The Holy Year

Source: FSSPX News

Pope Francis in front of the Holy Door of St. Peter's Basilica

The Jubilee Year is called the “Holy Year” because, in a special way, the Church applies the merits of Jesus Christ, Who is the inexhaustible sources of all holiness.

As we celebrate it in the spirit of the Church, the Jubilee Year is nothing other than an extraordinary indulgence through which the Church remits to us all the temporal punishments that are due for those sins that have been forgiven in the Sacrament of Penance.

The word jubilee comes from the Hebrew Jobel, a term that means joy and which the Israelites used to express their joy in celebrating the miraculous deliverance from the long captivity under the tyranny of Pharaoh.

It was indeed a great cause of joy for them, since everyone recovered all their possessions and the slaves were set free. Above all, it was an excellent prefiguring of the grace that God was to grant one day to Christians through the merits of the Messiah, the true Liberator. Because the new law is the perfect accomplishment of the mysteries of which the Old Law was only a, the Church, the Church has adopted this holy custom of the jubilee.

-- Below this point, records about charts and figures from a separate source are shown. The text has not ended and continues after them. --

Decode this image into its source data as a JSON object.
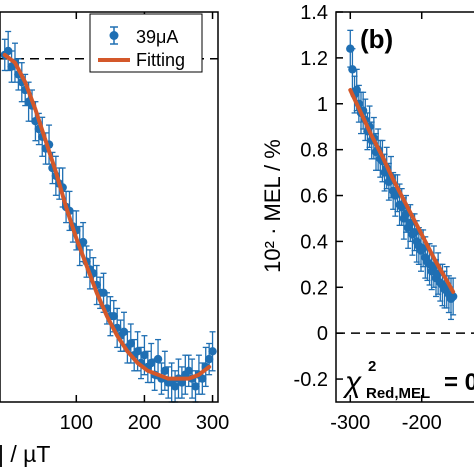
{
  "chart_data": [
    {
      "type": "scatter",
      "panel_label": "",
      "title": "",
      "xlabel": "| / µT",
      "ylabel": "",
      "xlim": [
        -12,
        308
      ],
      "ylim": [
        0.0,
        1.0
      ],
      "x_ticks": [
        100,
        200,
        300
      ],
      "x_tick_labels": [
        "100",
        "200",
        "300"
      ],
      "y_ticks": [],
      "reference_line_y": 0.88,
      "grid": false,
      "legend_position": "top-right",
      "legend": [
        {
          "label": "39μA",
          "kind": "marker-errorbar",
          "color": "#1f6fb3"
        },
        {
          "label": "Fitting",
          "kind": "line",
          "color": "#d4582a"
        }
      ],
      "series": [
        {
          "name": "39μA",
          "kind": "scatter-errorbar",
          "color": "#1f6fb3",
          "x": [
            -5,
            0,
            5,
            10,
            15,
            20,
            25,
            30,
            35,
            40,
            45,
            50,
            55,
            60,
            65,
            70,
            75,
            80,
            85,
            90,
            95,
            100,
            105,
            110,
            115,
            120,
            125,
            130,
            135,
            140,
            145,
            150,
            155,
            160,
            165,
            170,
            175,
            180,
            185,
            190,
            195,
            200,
            205,
            210,
            215,
            220,
            225,
            230,
            235,
            240,
            245,
            250,
            255,
            260,
            265,
            270,
            275,
            280,
            285,
            290,
            295,
            300
          ],
          "y": [
            0.89,
            0.9,
            0.86,
            0.87,
            0.84,
            0.82,
            0.8,
            0.77,
            0.76,
            0.72,
            0.7,
            0.68,
            0.65,
            0.66,
            0.6,
            0.58,
            0.56,
            0.55,
            0.5,
            0.49,
            0.45,
            0.44,
            0.4,
            0.41,
            0.36,
            0.34,
            0.33,
            0.3,
            0.28,
            0.28,
            0.24,
            0.22,
            0.22,
            0.19,
            0.17,
            0.18,
            0.14,
            0.15,
            0.12,
            0.13,
            0.1,
            0.12,
            0.09,
            0.1,
            0.07,
            0.11,
            0.06,
            0.08,
            0.05,
            0.05,
            0.04,
            0.06,
            0.05,
            0.07,
            0.08,
            0.06,
            0.04,
            0.07,
            0.06,
            0.09,
            0.11,
            0.13
          ],
          "err": [
            0.04,
            0.05,
            0.04,
            0.05,
            0.04,
            0.05,
            0.04,
            0.05,
            0.04,
            0.05,
            0.04,
            0.05,
            0.04,
            0.05,
            0.04,
            0.05,
            0.04,
            0.05,
            0.04,
            0.05,
            0.04,
            0.05,
            0.05,
            0.05,
            0.04,
            0.05,
            0.04,
            0.05,
            0.04,
            0.05,
            0.04,
            0.05,
            0.04,
            0.05,
            0.04,
            0.05,
            0.04,
            0.05,
            0.04,
            0.05,
            0.04,
            0.05,
            0.04,
            0.05,
            0.04,
            0.05,
            0.04,
            0.05,
            0.04,
            0.05,
            0.04,
            0.05,
            0.04,
            0.05,
            0.04,
            0.05,
            0.04,
            0.05,
            0.04,
            0.05,
            0.04,
            0.05
          ]
        },
        {
          "name": "Fitting",
          "kind": "line",
          "color": "#d4582a",
          "x": [
            -5,
            10,
            25,
            40,
            55,
            70,
            85,
            100,
            115,
            130,
            145,
            160,
            175,
            190,
            205,
            220,
            235,
            250,
            265,
            280,
            295
          ],
          "y": [
            0.89,
            0.87,
            0.82,
            0.75,
            0.67,
            0.59,
            0.5,
            0.42,
            0.35,
            0.28,
            0.22,
            0.17,
            0.13,
            0.1,
            0.08,
            0.07,
            0.06,
            0.06,
            0.06,
            0.07,
            0.09
          ]
        }
      ]
    },
    {
      "type": "scatter",
      "panel_label": "(b)",
      "title": "",
      "xlabel": "",
      "ylabel": "10² · MEL / %",
      "xlim": [
        -320,
        -110
      ],
      "ylim": [
        -0.3,
        1.4
      ],
      "x_ticks": [
        -300,
        -200
      ],
      "x_tick_labels": [
        "-300",
        "-200"
      ],
      "y_ticks": [
        -0.2,
        0,
        0.2,
        0.4,
        0.6,
        0.8,
        1,
        1.2,
        1.4
      ],
      "y_tick_labels": [
        "-0.2",
        "0",
        "0.2",
        "0.4",
        "0.6",
        "0.8",
        "1",
        "1.2",
        "1.4"
      ],
      "reference_line_y": 0,
      "grid": false,
      "annotation": {
        "chi_symbol": "χ",
        "superscript": "2",
        "subscript": "Red,MEL",
        "value_text": "= 0"
      },
      "series": [
        {
          "name": "",
          "kind": "scatter-errorbar",
          "color": "#1f6fb3",
          "x": [
            -300,
            -297,
            -294,
            -291,
            -288,
            -285,
            -282,
            -279,
            -276,
            -273,
            -270,
            -267,
            -264,
            -261,
            -258,
            -255,
            -252,
            -249,
            -246,
            -243,
            -240,
            -237,
            -234,
            -231,
            -228,
            -225,
            -222,
            -219,
            -216,
            -213,
            -210,
            -207,
            -204,
            -201,
            -198,
            -195,
            -192,
            -189,
            -186,
            -183,
            -180,
            -177,
            -174,
            -171,
            -168,
            -165,
            -162,
            -159,
            -156
          ],
          "y": [
            1.24,
            1.15,
            1.04,
            1.06,
            1.0,
            0.96,
            0.97,
            0.93,
            0.88,
            0.9,
            0.84,
            0.85,
            0.79,
            0.8,
            0.76,
            0.75,
            0.7,
            0.72,
            0.66,
            0.68,
            0.62,
            0.6,
            0.61,
            0.56,
            0.55,
            0.5,
            0.52,
            0.46,
            0.48,
            0.43,
            0.44,
            0.4,
            0.38,
            0.36,
            0.37,
            0.33,
            0.31,
            0.3,
            0.27,
            0.29,
            0.24,
            0.26,
            0.22,
            0.21,
            0.19,
            0.2,
            0.17,
            0.15,
            0.16
          ],
          "err": [
            0.08,
            0.09,
            0.08,
            0.09,
            0.08,
            0.09,
            0.08,
            0.09,
            0.08,
            0.09,
            0.08,
            0.09,
            0.08,
            0.09,
            0.08,
            0.09,
            0.08,
            0.09,
            0.08,
            0.09,
            0.08,
            0.09,
            0.08,
            0.09,
            0.08,
            0.09,
            0.08,
            0.09,
            0.08,
            0.09,
            0.08,
            0.09,
            0.08,
            0.09,
            0.08,
            0.09,
            0.08,
            0.09,
            0.08,
            0.09,
            0.08,
            0.09,
            0.08,
            0.09,
            0.08,
            0.09,
            0.08,
            0.09,
            0.08
          ]
        },
        {
          "name": "",
          "kind": "line",
          "color": "#d4582a",
          "x": [
            -300,
            -285,
            -270,
            -255,
            -240,
            -225,
            -210,
            -195,
            -180,
            -165,
            -156
          ],
          "y": [
            1.06,
            0.96,
            0.86,
            0.77,
            0.67,
            0.58,
            0.49,
            0.4,
            0.31,
            0.23,
            0.18
          ]
        }
      ]
    }
  ]
}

Just as the jubilee years of the Old Testament celebrated the end of the slavery of the Hebrews and their entry into the Promised Land, those of the Church of Jesus Christ celebrate the liberation of men from the slavery of sin by the Incarnation and Redemption, and their entry into the Celestial City. In this time of mercy and remission of punishment, Christians can indeed return to all the spiritual goods that they have lost by their sins.

The jubilee is called a Holy Year because the Church makes a singular application of the merits of Jesus Christ, Who is the inexhaustible sources of all holiness. It is a year of grace and mercy, because more than all other times, it is a year of the liberalities and clemency of God the Savior.

It is also called a year of peace because true penitents are perfectly reconciled with God. These jubilee years are truly days of salvation because the Church offers us more abundant and more effective means than all the other plenary indulgences which she is accustomed to grant us throughout the year.